Join us Monday, June 3 at 7pm at Chateau Cafe' in Westend/Lakeview for a discussion of "THE END OF THE AFFAIR" by Graham Greene, 1951.
Used copies on amazon.com for a penny before shipping. Available in local libraries and bookstores. 180 pages.
SYNOPSIS: "This is a record of hate far more than of love," writes Maurice Bendrix... and it is a strange hate indeed that compels him to set down the retrospective account of his adulterous affair with Sarah Miles—a hate bred of a passion that ultimately lost out to God.[...] At the start he believes he hates Sarah and her husband, Henry. By the end of the book, Bendrix's hatred has shifted to the God he feels has broken his life but whose existence he has at last come to recognize.
For more info, contact Guy Henoumont anytime at[masked] or at [masked] .
Also invited: the New Orleans Book Club meetup group.

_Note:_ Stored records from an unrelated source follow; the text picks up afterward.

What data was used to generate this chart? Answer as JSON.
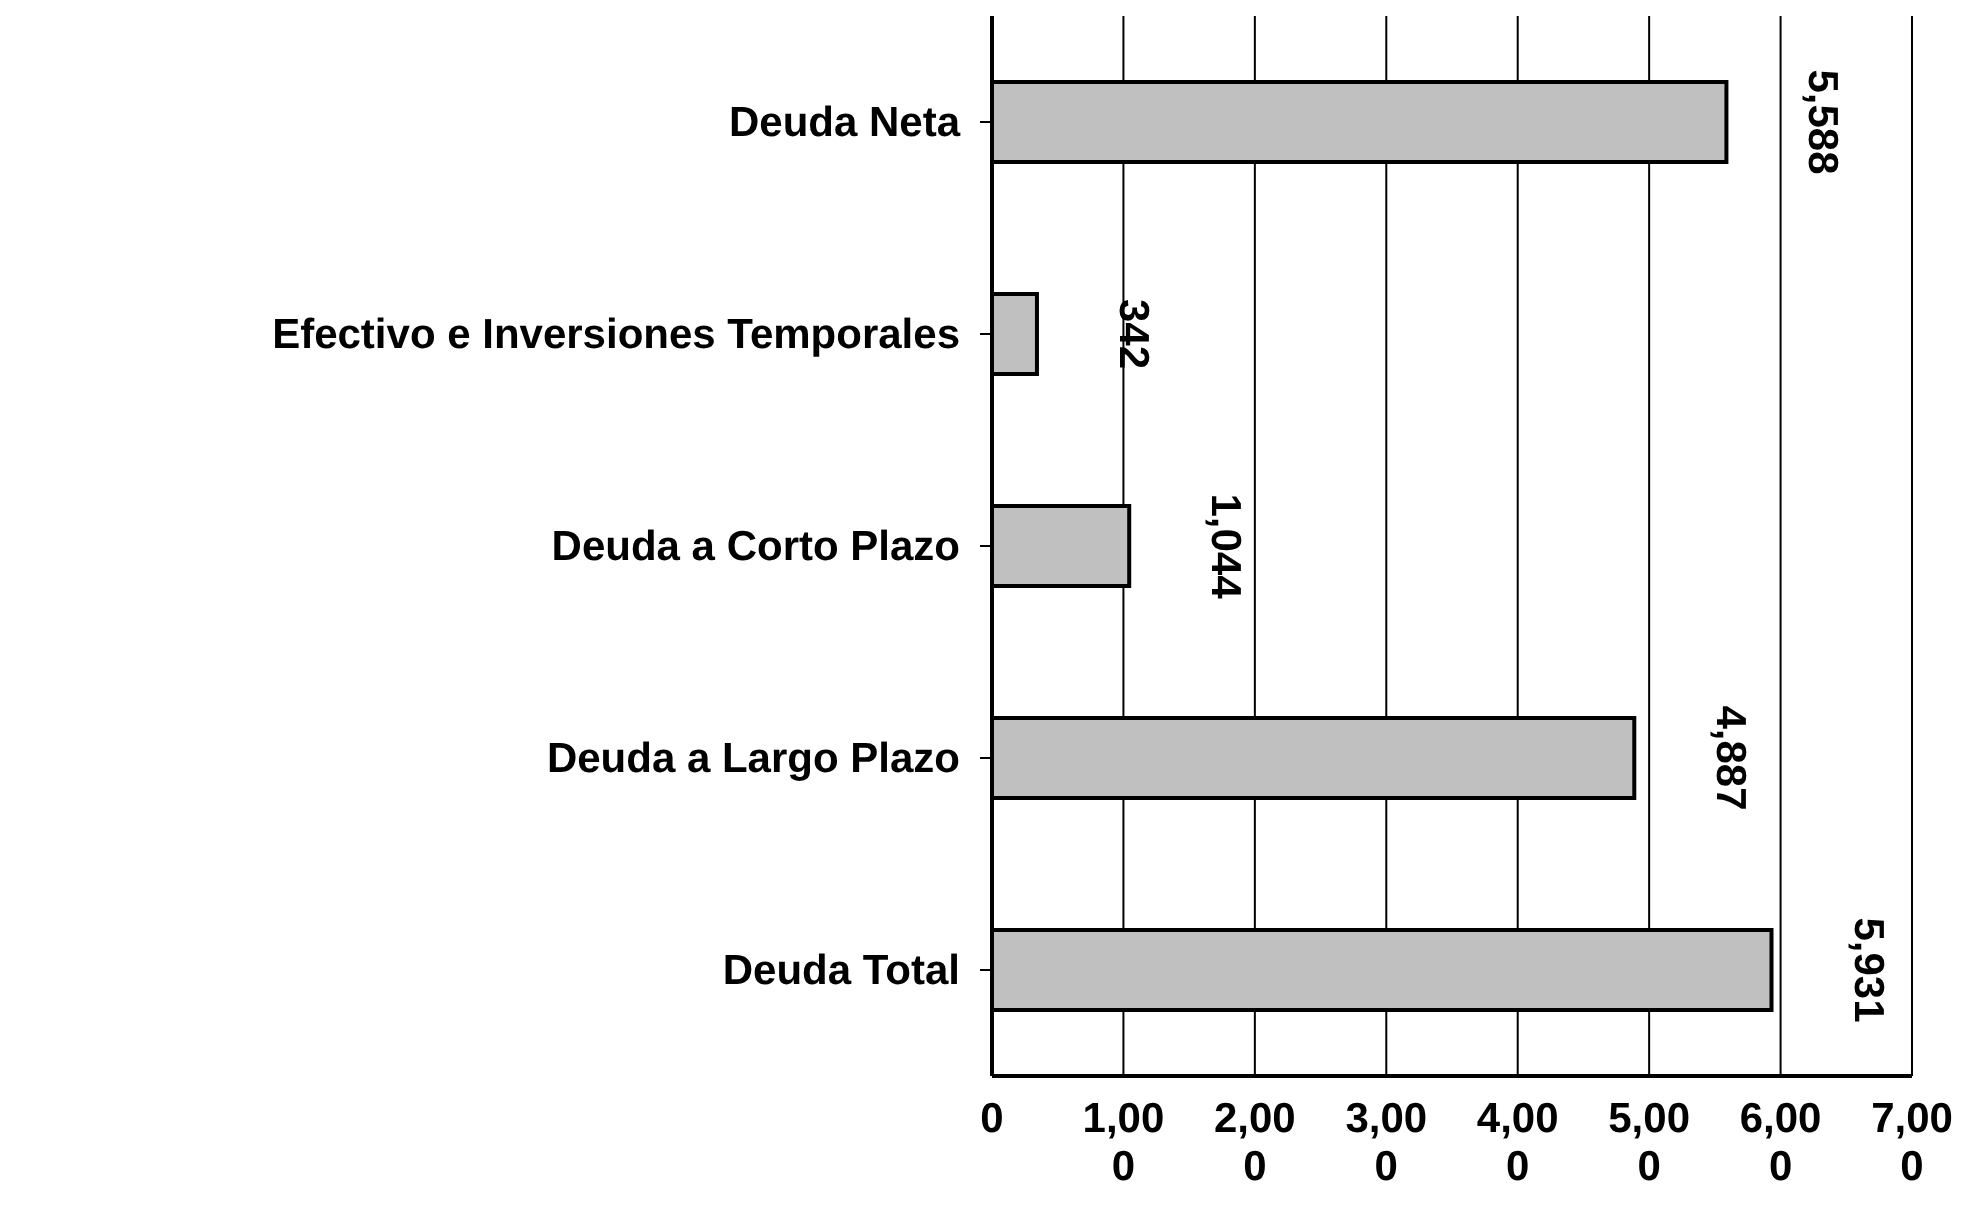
{
  "chart_data": {
    "type": "bar",
    "orientation": "horizontal",
    "categories": [
      "Deuda Neta",
      "Efectivo e Inversiones Temporales",
      "Deuda a Corto Plazo",
      "Deuda a Largo Plazo",
      "Deuda Total"
    ],
    "values": [
      5588,
      342,
      1044,
      4887,
      5931
    ],
    "value_labels": [
      "5,588",
      "342",
      "1,044",
      "4,887",
      "5,931"
    ],
    "color": "#c0c0c0",
    "xlim": [
      0,
      7000
    ],
    "xticks": [
      0,
      {
        "value": 1000,
        "label": "1,000"
      },
      {
        "value": 2000,
        "label": "2,000"
      },
      {
        "value": 3000,
        "label": "3,000"
      },
      {
        "value": 4000,
        "label": "4,000"
      },
      {
        "value": 5000,
        "label": "5,000"
      },
      {
        "value": 6000,
        "label": "6,000"
      },
      {
        "value": 7000,
        "label": "7,000"
      }
    ],
    "grid": "x",
    "legend": false
  }
}
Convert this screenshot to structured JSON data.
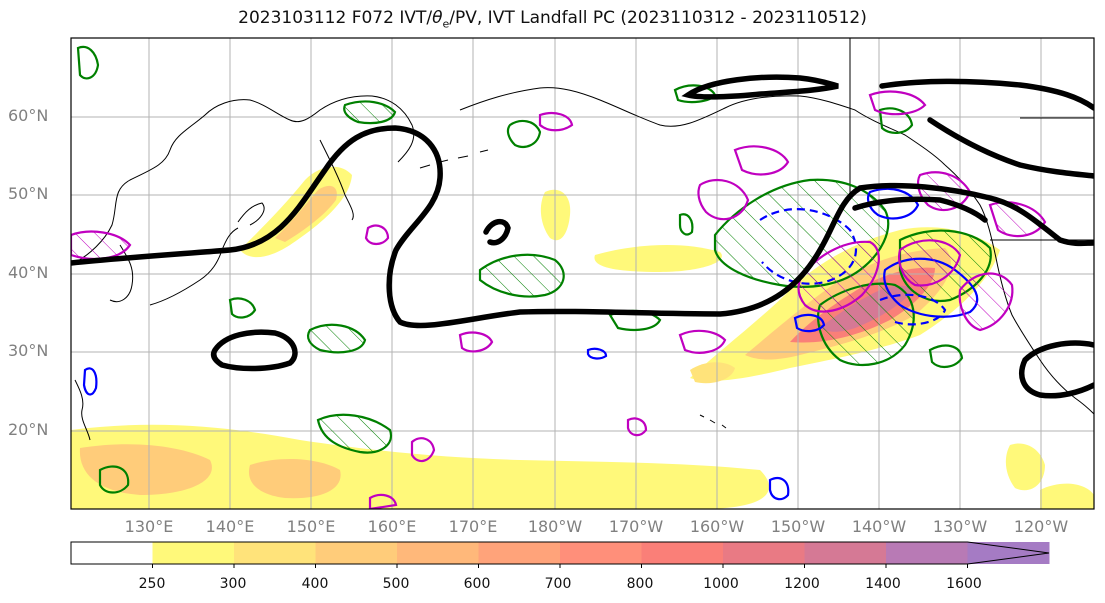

ONE AMAZOM CUSTOMER WROTE:
Superbly written, well-plotted, realistic, haunting . The story of a woman lost between two men, a husband and a lover, told from the lover's point of view. The plot is dramatic, the characters unwittingly and wittingly involved in one of the most common human stories. Greene's writing style is perfect. There is not a word or an activity wasted, and at the same time the tale is beautifully and compellingly told. This book is an amazing example of the finest literary composition, but it is also fascinating in the acute and at times understated manner in which these three character's psychologies play together to enmesh the hearts of two men and the life of the woman. This is also a spiritual novel, asking questions while at the same time attempting answers. And throughout, there is a strong sense of honesty that one doesn't find in most romantic novels. The characters seem to be real persons, whose lives are not dramatic or dramatized, but related in all their smallness, their dissatisfaction, their quest for understanding, and that inexplicable desire for something more. I was surprised to find that this small book was such a satisfying as well as haunting read. Anyone planning to write fiction, particularly romance (not that silly fluff romance, but something meaningful), should become acquainted with this novel. It tells so much so very well.